Wenn ich auf diese Zeit zurückschaue, habe ich das Gefühl, dass ich nichts mehr fürchtete als die Langeweile und die Symptome dieser Angst dadurch rechtfertigte, dass der Mensch wachsen, streben, sich entwickeln muss. Wenn mir jemand versucht hätte, zu erklären, dass man eine Freude am Stillstand haben kann, so hätte ich diesen Gedanken empört von mir gewiesen. Stillstand hätte geheißen, sich zufrieden zu geben. Wie könnte man sich zufrieden geben, wenn man selbst doch immer so unzulänglich blieb, wenn es doch immer noch so viel zu lernen gab?
In diesem Jahr hat sich viel verändert. Meine Eltern werden älter, die Rollen in der Familie verschieben sich. Ich muss auf sie jetzt genauso aufpassen wie sie auf mich, und manchmal kann ich besser auf sie aufpassen als sie auf mich. Meine Beziehung festigt sich, eine gemeinsame Zukunft wird greifbarer, es gibt immer mehr Themen, die man mit einem bloßen „Mal sehen!“ nicht abtun kann, nicht abtun will. Gleichzeitig hatte ich nie so sehr das Gefühl, Zeugin historischer Ereignisse zu sein wie im Jahr 2015. Eurokrise, Griechenlandkrise, Flüchtlingskrise. Bilder, von denen man nicht abgestumpft sein kann. Ich stelle mir vor, wie mich meine Kinder später mal fragen: „Mami, wie war das damals, 2015?“ Und ich versuche, Dinge zu verstehen, die um mich herum passieren, damit ich sie vielleicht irgendwann erklären kann.

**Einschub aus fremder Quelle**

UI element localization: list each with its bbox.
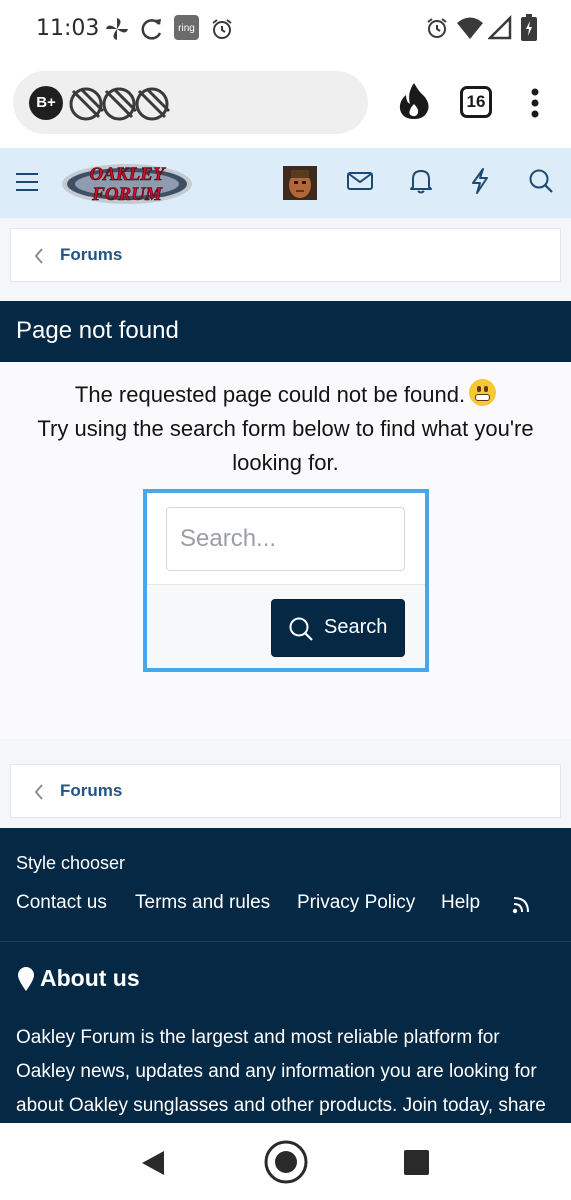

Die Beobachtung, die mich im Moment beschäftigt, ist diese: Ich nehme mich selbst nicht mehr so wichtig – und das in einer Zeit, in der alle Lifestyle-Medien voll sind von Achtsamkeit. Man soll auf sch hören, auf sich achten, sich ernst nehmen, weil man sonst nicht glücklich werden kann. Ich schaue mich um, und ich sehe viele Menschen, die sich selbst wahnsinnig ernst und wichtig nehmen, und ich habe den Eindruck, dass keiner von ihnen glücklich ist. Vielleicht hat man gelernt, auf sich selbst und die eigenen Bedürfnisse zu achten, wenn man eben nicht mehr das Gefühl hat, sich ständig um sich selbst kümmern zu müssen, sondern einfach ein bisschen leben kann, ein bisschen mit sich selbst leben kann. Ich kann ganz gut mit mir leben, und so lange sich das nicht ändert, muss ich eigentlich nicht mehr über mich wissen.